Field transformation in Peskin-Schroeder (chapter 3)

[AnZa85]

Homework Statement

There is something I don't understand about eq. 3.110 (there is no need of the complete equation actually) in Peskin Schroeder.
What I need to do is to use the unitary transformation law obtained for one-particle states to get the usual transformation law for the Dirac field (under Lorentz transformations).

Homework Equations

The Attempt at a Solution

I've been able to obtain the law stated in P.S.
I also checked the result with the similar law for scalar field transformation and still I don't understand.
I guess I might be wrong somewhere:

I started from Peskin's law for scalar fields:

$\Phi$(x) $\rightarrow$ $\Phi$'(x) = $\Phi$($\Lambda$^-1x)

Here the book reads: the transformed field, evaluated at the boosted point, gives the same value as the original field evaluated at the point before boosting.
From this I understand that the previous relation - with explicit notation for coordinate systems - becomes:

$\Phi$(x(O)) $\rightarrow$ $\Phi$'(x(O')) = $\Phi$($\Lambda$^-1x(O'))

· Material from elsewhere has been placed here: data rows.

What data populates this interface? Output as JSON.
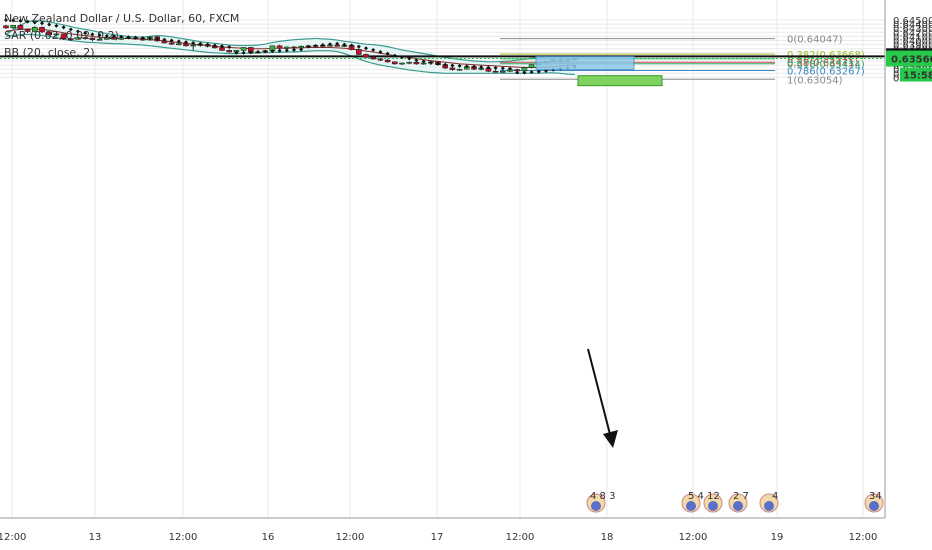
{
  "legend": {
    "title": "New Zealand Dollar / U.S. Dollar, 60, FXCM",
    "sar": "SAR (0.02, 0.02, 0.2)",
    "bb": "BB (20, close, 2)"
  },
  "colors": {
    "up": "#2db83d",
    "down": "#c8102e",
    "bb_band": "#3a9c8f",
    "bb_basis": "#8b2b2b",
    "bb_fill": "#e6f4f4",
    "sar": "#111111",
    "grid": "#eaeaea",
    "price_line": "#111111",
    "last_line": "#27c94a"
  },
  "chart_data": {
    "type": "candlestick",
    "title": "New Zealand Dollar / U.S. Dollar, 60, FXCM",
    "ylim": [
      0.63054,
      0.6451
    ],
    "y_ticks": [
      "0.64500",
      "0.64400",
      "0.64300",
      "0.64200",
      "0.64100",
      "0.64000",
      "0.63900",
      "0.63800",
      "0.63700",
      "0.63500",
      "0.63400",
      "0.63300",
      "0.63200",
      "0.63100"
    ],
    "x_ticks": [
      "12:00",
      "13",
      "12:00",
      "16",
      "12:00",
      "17",
      "12:00",
      "18",
      "12:00",
      "19",
      "12:00"
    ],
    "grid": true,
    "candles_ohlc": [
      [
        0.6436,
        0.6438,
        0.6428,
        0.6431
      ],
      [
        0.6431,
        0.6437,
        0.6428,
        0.6437
      ],
      [
        0.6437,
        0.6441,
        0.6427,
        0.6427
      ],
      [
        0.6427,
        0.6429,
        0.6418,
        0.6422
      ],
      [
        0.6422,
        0.6435,
        0.642,
        0.6432
      ],
      [
        0.6432,
        0.6434,
        0.6418,
        0.6421
      ],
      [
        0.6421,
        0.6423,
        0.6412,
        0.6414
      ],
      [
        0.6414,
        0.6418,
        0.641,
        0.6416
      ],
      [
        0.6416,
        0.6417,
        0.6401,
        0.6404
      ],
      [
        0.6404,
        0.6406,
        0.6399,
        0.6403
      ],
      [
        0.6403,
        0.641,
        0.6402,
        0.6407
      ],
      [
        0.6407,
        0.6409,
        0.6402,
        0.6406
      ],
      [
        0.6406,
        0.6407,
        0.6398,
        0.6402
      ],
      [
        0.6402,
        0.6405,
        0.64,
        0.6403
      ],
      [
        0.6403,
        0.641,
        0.6402,
        0.6408
      ],
      [
        0.6408,
        0.641,
        0.6402,
        0.6403
      ],
      [
        0.6403,
        0.6409,
        0.6401,
        0.6407
      ],
      [
        0.6407,
        0.6409,
        0.6403,
        0.6406
      ],
      [
        0.6406,
        0.6407,
        0.6402,
        0.6405
      ],
      [
        0.6405,
        0.6407,
        0.6399,
        0.6401
      ],
      [
        0.6401,
        0.641,
        0.64,
        0.6409
      ],
      [
        0.6409,
        0.6411,
        0.6397,
        0.6399
      ],
      [
        0.6399,
        0.6401,
        0.6393,
        0.6394
      ],
      [
        0.6394,
        0.6396,
        0.6389,
        0.6391
      ],
      [
        0.6391,
        0.6394,
        0.6388,
        0.6392
      ],
      [
        0.6392,
        0.6394,
        0.6385,
        0.6387
      ],
      [
        0.6387,
        0.6392,
        0.6376,
        0.6389
      ],
      [
        0.6389,
        0.6391,
        0.6385,
        0.639
      ],
      [
        0.639,
        0.6392,
        0.6383,
        0.6386
      ],
      [
        0.6386,
        0.6388,
        0.638,
        0.6382
      ],
      [
        0.6382,
        0.6384,
        0.6374,
        0.6376
      ],
      [
        0.6376,
        0.6378,
        0.637,
        0.6372
      ],
      [
        0.6372,
        0.6377,
        0.637,
        0.6376
      ],
      [
        0.6376,
        0.6384,
        0.6374,
        0.6383
      ],
      [
        0.6383,
        0.6384,
        0.637,
        0.6371
      ],
      [
        0.6371,
        0.6374,
        0.6369,
        0.6372
      ],
      [
        0.6372,
        0.6377,
        0.637,
        0.6375
      ],
      [
        0.6375,
        0.6388,
        0.6373,
        0.6387
      ],
      [
        0.6387,
        0.639,
        0.6378,
        0.6381
      ],
      [
        0.6381,
        0.6386,
        0.6378,
        0.6384
      ],
      [
        0.6384,
        0.6387,
        0.6381,
        0.6382
      ],
      [
        0.6382,
        0.6388,
        0.638,
        0.6386
      ],
      [
        0.6386,
        0.6389,
        0.6383,
        0.6387
      ],
      [
        0.6387,
        0.6389,
        0.6384,
        0.6388
      ],
      [
        0.6388,
        0.6389,
        0.6384,
        0.6386
      ],
      [
        0.6386,
        0.639,
        0.6385,
        0.6389
      ],
      [
        0.6389,
        0.6391,
        0.6385,
        0.6386
      ],
      [
        0.6386,
        0.639,
        0.6384,
        0.6388
      ],
      [
        0.6388,
        0.6389,
        0.6376,
        0.6378
      ],
      [
        0.6378,
        0.6381,
        0.6365,
        0.6366
      ],
      [
        0.6366,
        0.6368,
        0.6357,
        0.6359
      ],
      [
        0.6359,
        0.6361,
        0.6353,
        0.6355
      ],
      [
        0.6355,
        0.6357,
        0.635,
        0.6352
      ],
      [
        0.6352,
        0.6355,
        0.6346,
        0.6348
      ],
      [
        0.6348,
        0.6349,
        0.6341,
        0.6343
      ],
      [
        0.6343,
        0.6346,
        0.634,
        0.6345
      ],
      [
        0.6345,
        0.6349,
        0.6342,
        0.6347
      ],
      [
        0.6347,
        0.6349,
        0.6341,
        0.6343
      ],
      [
        0.6343,
        0.6346,
        0.6341,
        0.6345
      ],
      [
        0.6345,
        0.6349,
        0.634,
        0.6348
      ],
      [
        0.6348,
        0.6349,
        0.6339,
        0.6341
      ],
      [
        0.6341,
        0.6343,
        0.633,
        0.6333
      ],
      [
        0.6333,
        0.6336,
        0.6326,
        0.6329
      ],
      [
        0.6329,
        0.6331,
        0.6326,
        0.633
      ],
      [
        0.633,
        0.6338,
        0.6329,
        0.6336
      ],
      [
        0.6336,
        0.6339,
        0.6328,
        0.633
      ],
      [
        0.633,
        0.6335,
        0.6327,
        0.6332
      ],
      [
        0.6332,
        0.6335,
        0.6323,
        0.6325
      ],
      [
        0.6325,
        0.6328,
        0.6322,
        0.6324
      ],
      [
        0.6324,
        0.6327,
        0.6321,
        0.6325
      ],
      [
        0.6325,
        0.6331,
        0.6323,
        0.6329
      ],
      [
        0.6329,
        0.6331,
        0.6324,
        0.6326
      ],
      [
        0.6326,
        0.6336,
        0.6324,
        0.6334
      ],
      [
        0.6334,
        0.6342,
        0.6332,
        0.6341
      ],
      [
        0.6341,
        0.6347,
        0.634,
        0.6346
      ],
      [
        0.6346,
        0.635,
        0.6344,
        0.6349
      ],
      [
        0.6349,
        0.6355,
        0.6347,
        0.6352
      ],
      [
        0.6352,
        0.6358,
        0.6349,
        0.6351
      ],
      [
        0.6351,
        0.6355,
        0.6349,
        0.6353
      ],
      [
        0.6353,
        0.6357,
        0.635,
        0.6356
      ]
    ],
    "bb_upper": [
      0.6415,
      0.6426,
      0.6437,
      0.6446,
      0.6449,
      0.6448,
      0.6445,
      0.6442,
      0.6438,
      0.6434,
      0.643,
      0.6427,
      0.6424,
      0.642,
      0.6417,
      0.6414,
      0.6412,
      0.641,
      0.6409,
      0.6408,
      0.641,
      0.6412,
      0.6411,
      0.6409,
      0.6406,
      0.6403,
      0.64,
      0.6397,
      0.6395,
      0.6393,
      0.6391,
      0.6389,
      0.6388,
      0.6388,
      0.6388,
      0.6389,
      0.6391,
      0.6395,
      0.6398,
      0.64,
      0.6402,
      0.6403,
      0.6404,
      0.6405,
      0.6404,
      0.6403,
      0.6401,
      0.6398,
      0.6396,
      0.6393,
      0.6391,
      0.639,
      0.6388,
      0.6385,
      0.6381,
      0.6377,
      0.6374,
      0.6371,
      0.6368,
      0.6365,
      0.6362,
      0.6359,
      0.6356,
      0.6354,
      0.6352,
      0.635,
      0.6349,
      0.6348,
      0.6348,
      0.6349,
      0.635,
      0.6352,
      0.6354,
      0.6357,
      0.6359,
      0.636,
      0.6361,
      0.6362,
      0.6362,
      0.6362
    ],
    "bb_basis": [
      0.6423,
      0.6425,
      0.6427,
      0.6428,
      0.6428,
      0.6427,
      0.6425,
      0.6422,
      0.6419,
      0.6416,
      0.6414,
      0.6412,
      0.641,
      0.6408,
      0.6406,
      0.6405,
      0.6405,
      0.6405,
      0.6404,
      0.6403,
      0.6402,
      0.6401,
      0.6399,
      0.6397,
      0.6395,
      0.6393,
      0.6391,
      0.639,
      0.6388,
      0.6386,
      0.6384,
      0.6383,
      0.6382,
      0.6381,
      0.638,
      0.638,
      0.638,
      0.6381,
      0.6381,
      0.6381,
      0.6382,
      0.6382,
      0.6383,
      0.6383,
      0.6383,
      0.6383,
      0.6382,
      0.6381,
      0.6379,
      0.6377,
      0.6374,
      0.6372,
      0.6369,
      0.6366,
      0.6363,
      0.6361,
      0.6358,
      0.6356,
      0.6353,
      0.6351,
      0.6349,
      0.6347,
      0.6345,
      0.6343,
      0.6342,
      0.6341,
      0.634,
      0.6339,
      0.6338,
      0.6337,
      0.6336,
      0.6335,
      0.6334,
      0.6334,
      0.6334,
      0.6335,
      0.6336,
      0.6338,
      0.6339,
      0.634
    ],
    "bb_lower": [
      0.641,
      0.6412,
      0.6414,
      0.6415,
      0.6414,
      0.6412,
      0.641,
      0.6407,
      0.6403,
      0.64,
      0.6398,
      0.6396,
      0.6395,
      0.6394,
      0.6393,
      0.6392,
      0.6392,
      0.6391,
      0.639,
      0.6389,
      0.6387,
      0.6385,
      0.6383,
      0.6381,
      0.6379,
      0.6377,
      0.6375,
      0.6373,
      0.6371,
      0.637,
      0.6369,
      0.6368,
      0.6368,
      0.6369,
      0.6369,
      0.637,
      0.637,
      0.6371,
      0.6371,
      0.6372,
      0.6372,
      0.6373,
      0.6374,
      0.6375,
      0.6375,
      0.6375,
      0.6373,
      0.6368,
      0.6362,
      0.6355,
      0.6349,
      0.6344,
      0.634,
      0.6337,
      0.6334,
      0.6331,
      0.6328,
      0.6326,
      0.6324,
      0.6322,
      0.6321,
      0.632,
      0.632,
      0.632,
      0.632,
      0.632,
      0.632,
      0.632,
      0.632,
      0.632,
      0.632,
      0.632,
      0.632,
      0.632,
      0.632,
      0.6321,
      0.6321,
      0.632,
      0.6318,
      0.6317
    ],
    "sar": [
      0.645,
      0.6449,
      0.6448,
      0.6446,
      0.6444,
      0.6442,
      0.6439,
      0.6436,
      0.6432,
      0.6427,
      0.6422,
      0.6418,
      0.6415,
      0.6413,
      0.6411,
      0.641,
      0.6409,
      0.6408,
      0.6407,
      0.6406,
      0.6405,
      0.6404,
      0.6402,
      0.64,
      0.6398,
      0.6396,
      0.6394,
      0.6392,
      0.639,
      0.6388,
      0.6386,
      0.6384,
      0.637,
      0.637,
      0.6371,
      0.6372,
      0.6373,
      0.6374,
      0.6375,
      0.6376,
      0.6377,
      0.6378,
      0.6385,
      0.6387,
      0.6389,
      0.6391,
      0.6392,
      0.639,
      0.6388,
      0.6385,
      0.6381,
      0.6377,
      0.6372,
      0.6368,
      0.6363,
      0.6359,
      0.6356,
      0.6352,
      0.6349,
      0.6346,
      0.6343,
      0.6341,
      0.6339,
      0.6338,
      0.6337,
      0.6336,
      0.6335,
      0.6334,
      0.6333,
      0.6332,
      0.6331,
      0.6322,
      0.6322,
      0.6323,
      0.6324,
      0.6326,
      0.6329,
      0.6331,
      0.6333,
      0.6336
    ],
    "fib_levels": [
      {
        "label": "0(0.64047)",
        "value": 0.64047,
        "color": "#888888"
      },
      {
        "label": "0.382(0.63668)",
        "value": 0.63668,
        "color": "#9bbf2a"
      },
      {
        "label": "0.5(0.63551)",
        "value": 0.63551,
        "color": "#3cb371"
      },
      {
        "label": "0.58(0.63471)",
        "value": 0.63471,
        "color": "#d04040"
      },
      {
        "label": "0.618(0.63434)",
        "value": 0.63434,
        "color": "#2aa86e"
      },
      {
        "label": "0.786(0.63267)",
        "value": 0.63267,
        "color": "#3a88c8"
      },
      {
        "label": "1(0.63054)",
        "value": 0.63054,
        "color": "#888888"
      }
    ],
    "horizontal_line": {
      "value": 0.63614,
      "label": "0.63614"
    },
    "last_price": {
      "value": 0.6356,
      "label": "0.63560",
      "countdown": "15:58"
    },
    "event_icons": [
      {
        "x_label": "18",
        "labels": "4 8 3"
      },
      {
        "x_label": "12:00",
        "labels": "5 4 12 2 7 4"
      },
      {
        "x_label": "12:00",
        "labels": "34"
      }
    ],
    "annotations": {
      "resistance_box": [
        0.6354,
        0.6356
      ],
      "target_box": [
        0.6321,
        0.6324
      ],
      "arrow": "down"
    }
  }
}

which gives the correct law for scalars:

$\Phi$(x(O)) $\rightarrow$ $\Phi$'(x(O') = $\Phi$(x(O))

Now, in chapter 3.5, I find:

U($\Lambda$)$\Psi$(x)U^-1($\Lambda$) = $\Lambda$_1/2^-1 $\Psi$($\Lambda$x)

Or the equivalent for scalar field (which is not in Peskin):

U($\Lambda$)$\Phi$(x)U^-1($\Lambda$) = $\Phi$($\Lambda$x)

That looks good, provided that I understand the change in the tranformation action due to the fact that we are transforming the ladder operators in Dirac field.
But here comes my question: In deriving these equations, no change was made on coordinate system, so to me they read:

$\Phi$(x(O)) $\rightarrow$ $\Phi$'(x(O)) = $\Phi$($\Lambda$x(O))

Which is not the same - even accounting for the transformation change.

I apologize for the long post on such an inessential question but I could really use some help on this.
Thanks.

 

[mark726]

Thank you for your question. It seems like you are on the right track with understanding the unitary transformation law for one-particle states. However, there may be an error in the notation you are using. In the equation U(\Lambda)\Psi(x)U^-1(\Lambda) = \Lambda^{\frac{1}{2}} \Psi(\Lambda x), the transformation is actually acting on the coordinates x, not the field \Psi(x). So the correct notation would be \Psi(x) \rightarrow \Psi'(x') = \Lambda^{\frac{1}{2}} \Psi(\Lambda x). This means that the transformed field \Psi'(x') is evaluated at the boosted coordinates x', not the original coordinates x.

Now, going back to your question about the transformation law for the Dirac field, it should be written as \Phi(x(O)) \rightarrow \Phi'(x(O')) = \Phi(\Lambda x(O')). This is consistent with the transformation law for the scalar field, as you have correctly derived. The key difference here is that the transformation is acting on the coordinates x, not the fields \Phi(x).

I hope this clarifies any confusion you may have had. Keep up the good work in understanding the unitary transformation law for one-particle states and its application to the Dirac field!